Bewertung:

Derzeit gibt es keine Leserbewertungen. Die Bewertung basiert auf 7 Stimmen.
Red Lines: Political Cartoons and the Struggle Against Censorship
Eine lebendige grafische Erzählung berichtet über die Zensur politischer Karikaturen auf der ganzen Welt und enthält Interviews mit zensierten Karikaturisten von Pittsburgh bis Peking.
Warum fühlen sich die Mächtigen durch politische Karikaturen so bedroht?
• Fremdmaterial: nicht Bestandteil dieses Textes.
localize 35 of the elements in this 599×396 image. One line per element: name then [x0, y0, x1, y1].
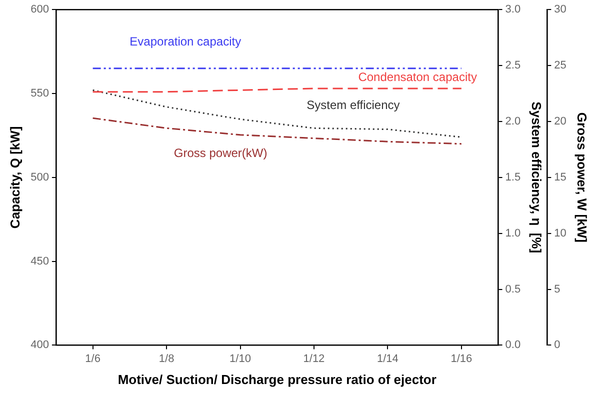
y3-tick-label: 10	[554, 227, 566, 240]
y-tick-label: 600	[30, 4, 49, 16]
y3-tick-label: 0	[554, 339, 560, 352]
y3-tick-label: 15	[554, 171, 566, 184]
series-label: System efficiency	[306, 98, 400, 112]
x-tick-label: 1/14	[376, 352, 398, 365]
y3-axis-title: Gross power, W [kW]	[574, 112, 590, 242]
y2-tick-label: 2.5	[505, 60, 521, 72]
y2-tick-label: 3.0	[505, 4, 521, 16]
y2-tick-label: 1.5	[505, 171, 521, 184]
y3-tick-label: 25	[554, 60, 566, 72]
y-tick-label: 550	[30, 88, 49, 100]
series-label: Gross power(kW)	[174, 146, 268, 160]
series-label: Condensaton capacity	[358, 70, 477, 84]
y3-tick-label: 30	[554, 4, 566, 16]
y2-tick-label: 2.0	[505, 116, 521, 128]
y-axis-title: Capacity, Q [kW]	[7, 126, 22, 229]
y-tick-label: 450	[30, 255, 49, 268]
line-series	[92, 89, 462, 138]
y3-tick-label: 20	[554, 116, 566, 128]
x-tick-label: 1/10	[230, 352, 251, 365]
line-series	[92, 117, 462, 145]
x-axis-title: Motive/ Suction/ Discharge pressure ratio of ejector	[118, 372, 436, 387]
y2-tick-label: 1.0	[505, 227, 521, 240]
y2-tick-label: 0.5	[505, 283, 521, 296]
series-label: Evaporation capacity	[130, 34, 242, 49]
x-tick-label: 1/6	[85, 352, 100, 365]
y2-axis-title: System efficiency, η [%]	[528, 102, 544, 254]
y-tick-label: 500	[30, 171, 49, 184]
y3-tick-label: 5	[554, 283, 560, 296]
x-tick-label: 1/16	[450, 352, 472, 365]
y2-tick-label: 0.0	[505, 339, 521, 352]
x-tick-label: 1/12	[303, 352, 325, 365]
y-tick-label: 400	[30, 339, 49, 352]
x-tick-label: 1/8	[158, 352, 174, 365]
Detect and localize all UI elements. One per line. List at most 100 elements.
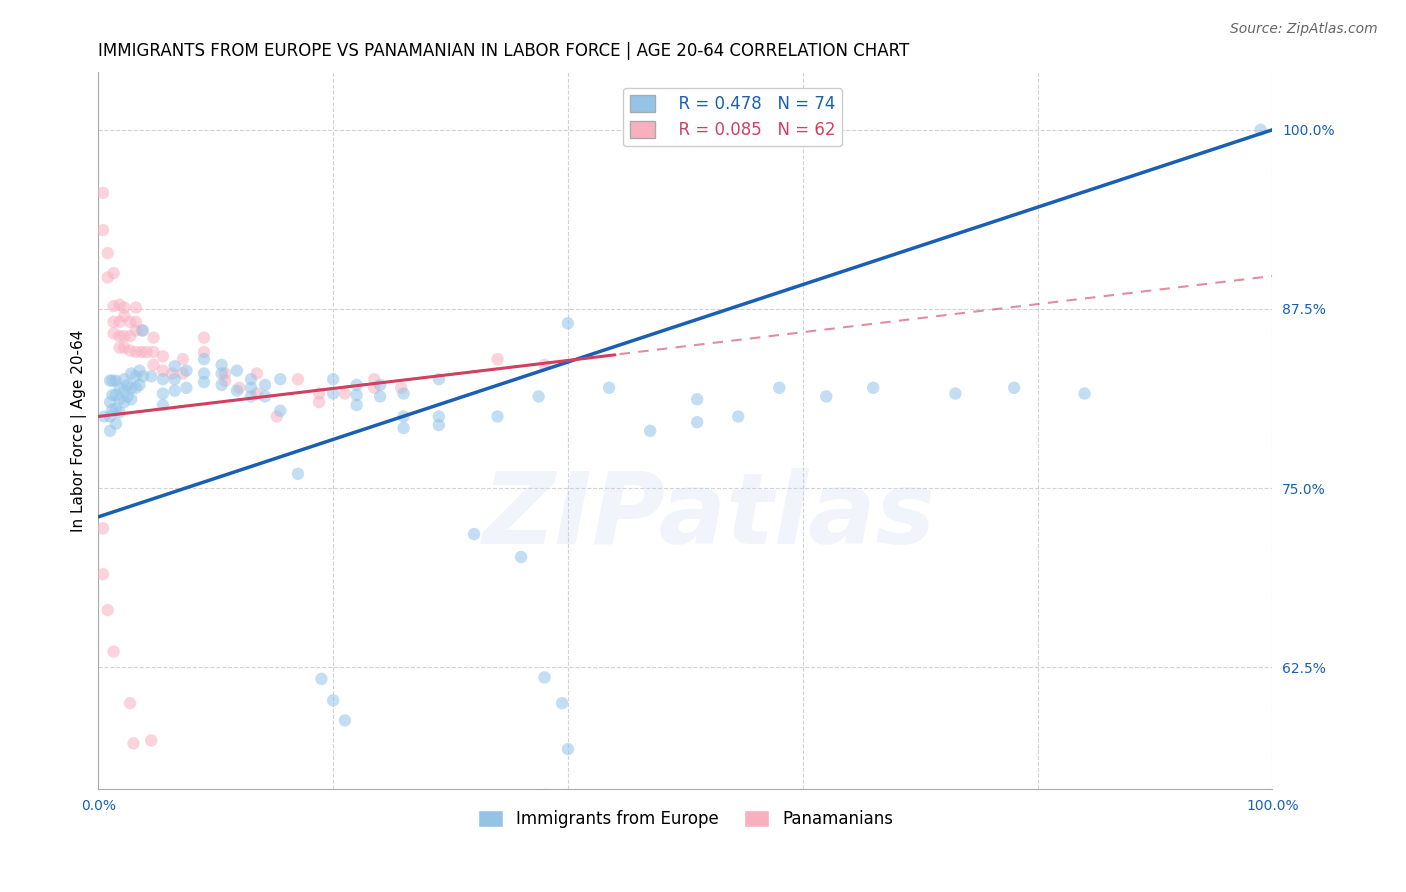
- Point: [176, 381, 198, 395]
- Point: [308, 386, 330, 401]
- Point: [193, 367, 215, 381]
- Point: [686, 415, 709, 429]
- Point: [118, 329, 141, 343]
- Point: [333, 386, 356, 401]
- Point: [132, 323, 155, 337]
- Point: [527, 389, 550, 403]
- Point: [125, 315, 148, 329]
- Point: [557, 742, 579, 756]
- Point: [101, 388, 124, 402]
- Point: [240, 372, 263, 386]
- Point: [598, 381, 620, 395]
- Point: [346, 398, 368, 412]
- Point: [1073, 386, 1095, 401]
- Point: [98, 409, 121, 424]
- Point: [211, 358, 233, 372]
- Text: ZIPatlas: ZIPatlas: [482, 468, 935, 566]
- Point: [103, 644, 125, 658]
- Point: [392, 421, 415, 435]
- Point: [112, 301, 135, 315]
- Point: [152, 386, 174, 401]
- Point: [368, 378, 391, 392]
- Point: [132, 369, 155, 384]
- Point: [104, 374, 127, 388]
- Legend: Immigrants from Europe, Panamanians: Immigrants from Europe, Panamanians: [471, 803, 900, 835]
- Point: [551, 696, 574, 710]
- Point: [486, 409, 509, 424]
- Point: [240, 381, 263, 395]
- Point: [1250, 122, 1272, 136]
- Point: [163, 372, 186, 386]
- Point: [389, 381, 412, 395]
- Point: [108, 392, 131, 407]
- Point: [125, 323, 148, 337]
- Point: [193, 352, 215, 367]
- Point: [214, 367, 236, 381]
- Point: [862, 381, 884, 395]
- Point: [427, 372, 450, 386]
- Point: [117, 389, 139, 403]
- Point: [152, 349, 174, 363]
- Point: [98, 395, 121, 409]
- Point: [142, 358, 165, 372]
- Point: [122, 736, 145, 750]
- Text: IMMIGRANTS FROM EUROPE VS PANAMANIAN IN LABOR FORCE | AGE 20-64 CORRELATION CHAR: IMMIGRANTS FROM EUROPE VS PANAMANIAN IN …: [98, 42, 910, 60]
- Point: [112, 372, 135, 386]
- Point: [308, 395, 330, 409]
- Point: [287, 372, 309, 386]
- Point: [120, 367, 142, 381]
- Point: [112, 384, 135, 398]
- Point: [101, 374, 124, 388]
- Point: [108, 329, 131, 343]
- Point: [266, 409, 288, 424]
- Point: [112, 341, 135, 355]
- Point: [557, 316, 579, 330]
- Point: [97, 246, 120, 260]
- Point: [254, 389, 277, 403]
- Point: [91, 186, 114, 200]
- Point: [108, 381, 131, 395]
- Point: [152, 363, 174, 377]
- Point: [91, 521, 114, 535]
- Point: [104, 388, 127, 402]
- Point: [141, 733, 163, 747]
- Point: [142, 345, 165, 359]
- Point: [112, 329, 135, 343]
- Point: [346, 388, 368, 402]
- Point: [103, 266, 125, 280]
- Point: [141, 369, 163, 384]
- Point: [152, 372, 174, 386]
- Point: [363, 372, 385, 386]
- Point: [322, 693, 344, 707]
- Point: [163, 359, 186, 374]
- Point: [128, 378, 150, 392]
- Point: [333, 714, 356, 728]
- Point: [686, 392, 709, 407]
- Point: [486, 352, 509, 367]
- Point: [176, 363, 198, 377]
- Point: [120, 381, 142, 395]
- Point: [125, 301, 148, 315]
- Point: [118, 315, 141, 329]
- Point: [246, 367, 269, 381]
- Point: [103, 299, 125, 313]
- Point: [533, 670, 555, 684]
- Point: [368, 389, 391, 403]
- Point: [112, 309, 135, 323]
- Point: [427, 418, 450, 433]
- Point: [228, 381, 250, 395]
- Point: [246, 386, 269, 401]
- Point: [211, 367, 233, 381]
- Point: [287, 467, 309, 481]
- Point: [131, 323, 153, 337]
- Point: [322, 372, 344, 386]
- Point: [104, 402, 127, 417]
- Point: [254, 378, 277, 392]
- Point: [945, 386, 967, 401]
- Text: Source: ZipAtlas.com: Source: ZipAtlas.com: [1230, 22, 1378, 37]
- Point: [269, 403, 291, 417]
- Point: [91, 567, 114, 582]
- Point: [98, 374, 121, 388]
- Point: [125, 381, 148, 395]
- Point: [193, 345, 215, 359]
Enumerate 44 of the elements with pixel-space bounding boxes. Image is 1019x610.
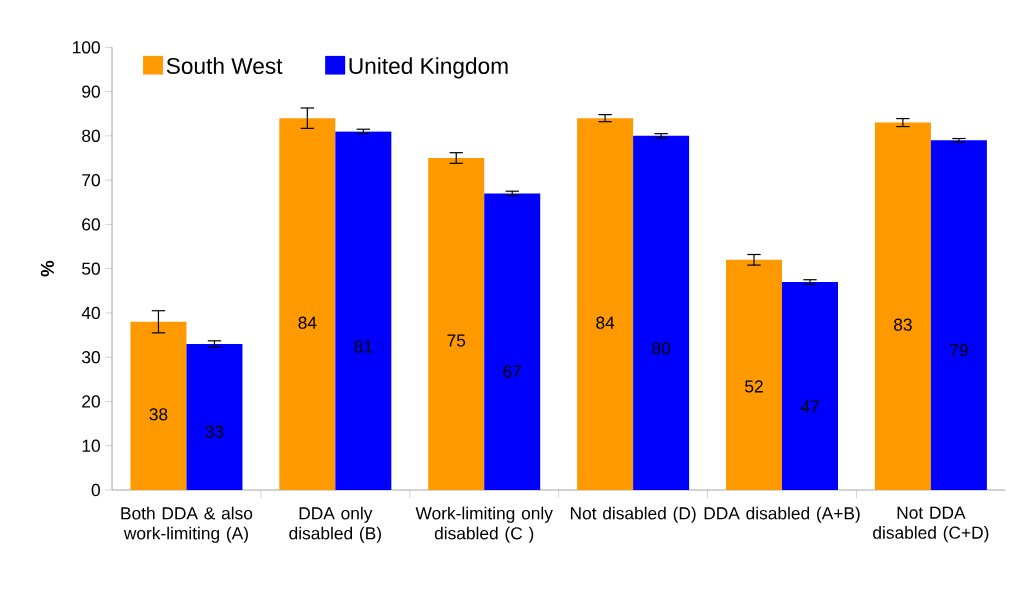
data-label: 84 — [596, 316, 615, 329]
bar — [186, 343, 243, 490]
legend-label: South West — [166, 57, 283, 75]
data-label: 47 — [800, 400, 819, 413]
bar — [335, 131, 392, 490]
y-tick-label: 80 — [82, 129, 100, 142]
y-tick-label: 70 — [82, 173, 100, 187]
x-tick-label: Work-limiting only disabled (C ) — [415, 506, 553, 543]
bar — [484, 193, 541, 490]
y-tick-label: 20 — [82, 395, 100, 408]
data-label: 84 — [298, 316, 317, 329]
data-label: 81 — [354, 340, 373, 353]
y-axis-title: % — [40, 260, 54, 277]
data-label: 38 — [149, 408, 168, 421]
data-label: 83 — [894, 318, 912, 331]
bar — [130, 321, 187, 490]
bar — [428, 158, 485, 490]
y-tick-label: 50 — [82, 262, 100, 275]
bar — [279, 118, 336, 490]
data-label: 79 — [950, 343, 968, 357]
bar — [633, 135, 690, 490]
bar — [930, 140, 987, 490]
x-tick-label: Both DDA & also work-limiting (A) — [121, 506, 253, 543]
legend-label: United Kingdom — [349, 57, 508, 79]
data-label: 67 — [503, 365, 521, 378]
bar — [577, 118, 634, 490]
data-label: 52 — [745, 380, 763, 393]
y-tick-label: 40 — [81, 306, 100, 320]
bar — [874, 122, 931, 490]
x-tick-label: DDA disabled (A+B) — [704, 506, 860, 523]
y-tick-label: 60 — [82, 218, 100, 231]
data-label: 33 — [205, 425, 224, 438]
x-tick-label: Not disabled (D) — [570, 506, 696, 523]
bar — [782, 281, 838, 490]
y-tick-label: 90 — [82, 85, 100, 98]
data-label: 75 — [447, 334, 466, 347]
y-tick-label: 100 — [73, 41, 100, 54]
y-tick-label: 10 — [82, 439, 100, 452]
bar — [726, 259, 782, 490]
y-tick-label: 30 — [82, 351, 100, 364]
y-tick-label: 0 — [91, 483, 100, 497]
x-tick-label: DDA only disabled (B) — [289, 506, 381, 543]
data-label: 80 — [652, 342, 671, 355]
x-tick-label: Not DDA disabled (C+D) — [873, 506, 989, 543]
Karikaturen verraten keine Geheimnisse und bewegen keine Märkte. Doch wie Cherian George und Sonny Liew in Red Lines zeigen, wurden Karikaturisten für ihre Frechheit schikaniert, getrollt, verklagt, gefeuert, eingesperrt, angegriffen und ermordet. Die Robustheit der politischen Karikatur - eine der elementarsten Formen der politischen Rede - sagt etwas über die Gesundheit der Demokratie aus. In einer lebendigen grafischen Erzählung - illustriert von Liew, der selbst ein preisgekrönter Karikaturist ist - durchquert Red Lines den Globus, um den Puls einer angegriffenen Berufung zu fühlen.
Ein syrischer Karikaturist beleidigt den Präsidenten und lässt sich von Schlägern die Hände brechen. Ein indischer Karikaturist setzt sich gegen Frauenfeindlichkeit ein und erhält Vergewaltigungsdrohungen. Ein israelischer Künstler wird mit seinen antirassistischen Werken von den Algorithmen der sozialen Medien zensiert. Und die New York Times, die ins Kreuzfeuer der Kulturkriege gerät, beschließt, keine redaktionellen Karikaturen mehr zu veröffentlichen. Red Lines befasst sich mit dünnhäutigen Tyrannen, der unsichtbaren Hand der Marktzensur und den Forderungen im Namen der sozialen Gerechtigkeit, das Recht auf Beleidigung einzuschränken. Es enthält Interviews mit mehr als sechzig Karikaturisten und Erkenntnisse von Kunsthistorikern, Rechts- und Politikwissenschaftlern - alles in anschaulicher Form dargestellt. Dieser fesselnde Bericht macht deutlich, dass die Zensur von Karikaturen nicht nur für Karikaturisten und ihre Fans von Bedeutung ist. Wenn die roten Linien falsch angewandt werden, sind alle Bürger potenzielle Opfer.